Olive harvest begins under the shadow of restrictions on movement

One of the “security guards” from the Eli settlement outpost threatens a Palestinian man and forces him to leave his land. (IWPS)


This year’s olive harvest season in the West Bank has begun. The harvest comes in the wake of extensive damage to the groves during the construction of the Separation Barrier, and strict restrictions on movement imposed on Palestinian farmers trying to access their land west of the Barrier. Many farmers received a permit for the harvest season, but were not allowed to reach their land during the course of the year. Since they were unable to work their fields during the year, they will now find their fields in poor condition.

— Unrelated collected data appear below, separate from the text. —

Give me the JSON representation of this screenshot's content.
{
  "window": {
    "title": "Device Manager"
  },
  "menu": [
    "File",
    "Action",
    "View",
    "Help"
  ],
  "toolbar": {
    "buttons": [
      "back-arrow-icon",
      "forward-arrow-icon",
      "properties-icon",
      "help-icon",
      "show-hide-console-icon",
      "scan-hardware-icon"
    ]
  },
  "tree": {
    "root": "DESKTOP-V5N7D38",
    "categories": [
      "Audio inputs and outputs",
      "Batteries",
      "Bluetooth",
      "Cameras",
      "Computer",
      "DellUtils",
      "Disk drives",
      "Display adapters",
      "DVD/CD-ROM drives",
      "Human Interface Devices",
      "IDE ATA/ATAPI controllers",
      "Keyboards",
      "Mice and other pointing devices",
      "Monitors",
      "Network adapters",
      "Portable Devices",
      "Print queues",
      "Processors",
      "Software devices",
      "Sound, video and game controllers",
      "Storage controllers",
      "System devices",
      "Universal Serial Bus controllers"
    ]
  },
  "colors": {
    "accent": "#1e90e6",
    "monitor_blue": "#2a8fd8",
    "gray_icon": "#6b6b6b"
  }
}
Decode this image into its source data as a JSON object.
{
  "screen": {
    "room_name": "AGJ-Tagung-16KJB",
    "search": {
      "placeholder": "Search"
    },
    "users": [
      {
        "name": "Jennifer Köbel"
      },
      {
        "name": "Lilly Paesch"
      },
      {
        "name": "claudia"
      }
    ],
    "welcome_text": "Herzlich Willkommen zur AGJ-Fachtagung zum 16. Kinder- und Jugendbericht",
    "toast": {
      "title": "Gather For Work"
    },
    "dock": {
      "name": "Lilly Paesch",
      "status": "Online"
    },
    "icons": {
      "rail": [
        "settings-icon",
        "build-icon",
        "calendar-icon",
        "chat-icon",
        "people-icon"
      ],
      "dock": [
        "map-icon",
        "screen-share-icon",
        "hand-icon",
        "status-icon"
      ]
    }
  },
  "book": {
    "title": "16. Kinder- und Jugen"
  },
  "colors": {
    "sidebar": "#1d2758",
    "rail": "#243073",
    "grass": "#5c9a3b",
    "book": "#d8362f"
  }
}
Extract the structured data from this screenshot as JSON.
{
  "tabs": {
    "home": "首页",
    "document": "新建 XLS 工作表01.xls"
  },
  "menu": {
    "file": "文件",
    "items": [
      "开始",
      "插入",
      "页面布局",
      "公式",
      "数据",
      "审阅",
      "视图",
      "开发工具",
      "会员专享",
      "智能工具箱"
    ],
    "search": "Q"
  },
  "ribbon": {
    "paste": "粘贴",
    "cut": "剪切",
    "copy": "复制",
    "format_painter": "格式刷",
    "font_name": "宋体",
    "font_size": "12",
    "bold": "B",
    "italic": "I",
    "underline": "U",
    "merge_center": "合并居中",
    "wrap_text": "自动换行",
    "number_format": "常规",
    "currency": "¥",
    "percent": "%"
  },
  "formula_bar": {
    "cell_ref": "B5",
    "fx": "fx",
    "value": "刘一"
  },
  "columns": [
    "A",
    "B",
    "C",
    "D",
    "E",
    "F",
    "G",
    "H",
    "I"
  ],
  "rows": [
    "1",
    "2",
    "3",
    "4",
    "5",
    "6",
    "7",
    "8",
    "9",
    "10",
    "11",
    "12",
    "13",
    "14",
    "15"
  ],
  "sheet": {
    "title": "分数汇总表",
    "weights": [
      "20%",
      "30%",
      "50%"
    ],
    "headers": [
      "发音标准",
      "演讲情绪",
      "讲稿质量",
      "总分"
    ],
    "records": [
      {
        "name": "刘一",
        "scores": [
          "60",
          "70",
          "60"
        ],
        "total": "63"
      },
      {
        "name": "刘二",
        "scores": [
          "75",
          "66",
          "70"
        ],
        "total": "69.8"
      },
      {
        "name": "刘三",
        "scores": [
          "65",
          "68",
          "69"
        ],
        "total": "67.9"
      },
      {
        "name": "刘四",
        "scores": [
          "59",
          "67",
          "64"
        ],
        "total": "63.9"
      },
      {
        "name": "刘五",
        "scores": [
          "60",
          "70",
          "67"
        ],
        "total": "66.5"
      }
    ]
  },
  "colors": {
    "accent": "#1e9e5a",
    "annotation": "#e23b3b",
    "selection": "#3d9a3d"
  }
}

As a result, the harvest will be more difficult and yield a smaller crop.

The restrictions on movement due to the barrier are in addition to those the IDF has imposed for a number of years on Palestinians whose agricultural lands lie near settlements and outposts. During the harvest in 2004, the Association for Civil Rights in Israel and Rabbis for Human Rights petitioned the High Court on behalf of five villages in the West Bank, calling on the court to permit the residents’ access to fields that had been taken over by settlers with the tacit approval of the IDF. The petition even described incidents in which IDF soldiers stood by and watched as settlers attacked Palestinians who were harvesting their olives.

The IDF claimed that restricting Palestinian access to these areas was necessary in order to protect the settlers. In hearing on the petition held in September 2004, the judges sharply criticized this policy by which agricultural land is closed off and farmers are prevented from reaching their land for most of the year . Justice Beinisch emphasized that the state’s response to the court did not provide any evidential basis attesting to its claim of a connection between the closure of the territory and potential attacks against Jewish settlements and illegal outposts in the area.

Testimony of Nabil Shqair

My family owns about two hundred dunams of land, situated in the southwest part of Beit Surik. Most of the land will either lay behind the Separation Barrier, or will be used for its construction. I still don’t know exactly how many dunams I’ll lose.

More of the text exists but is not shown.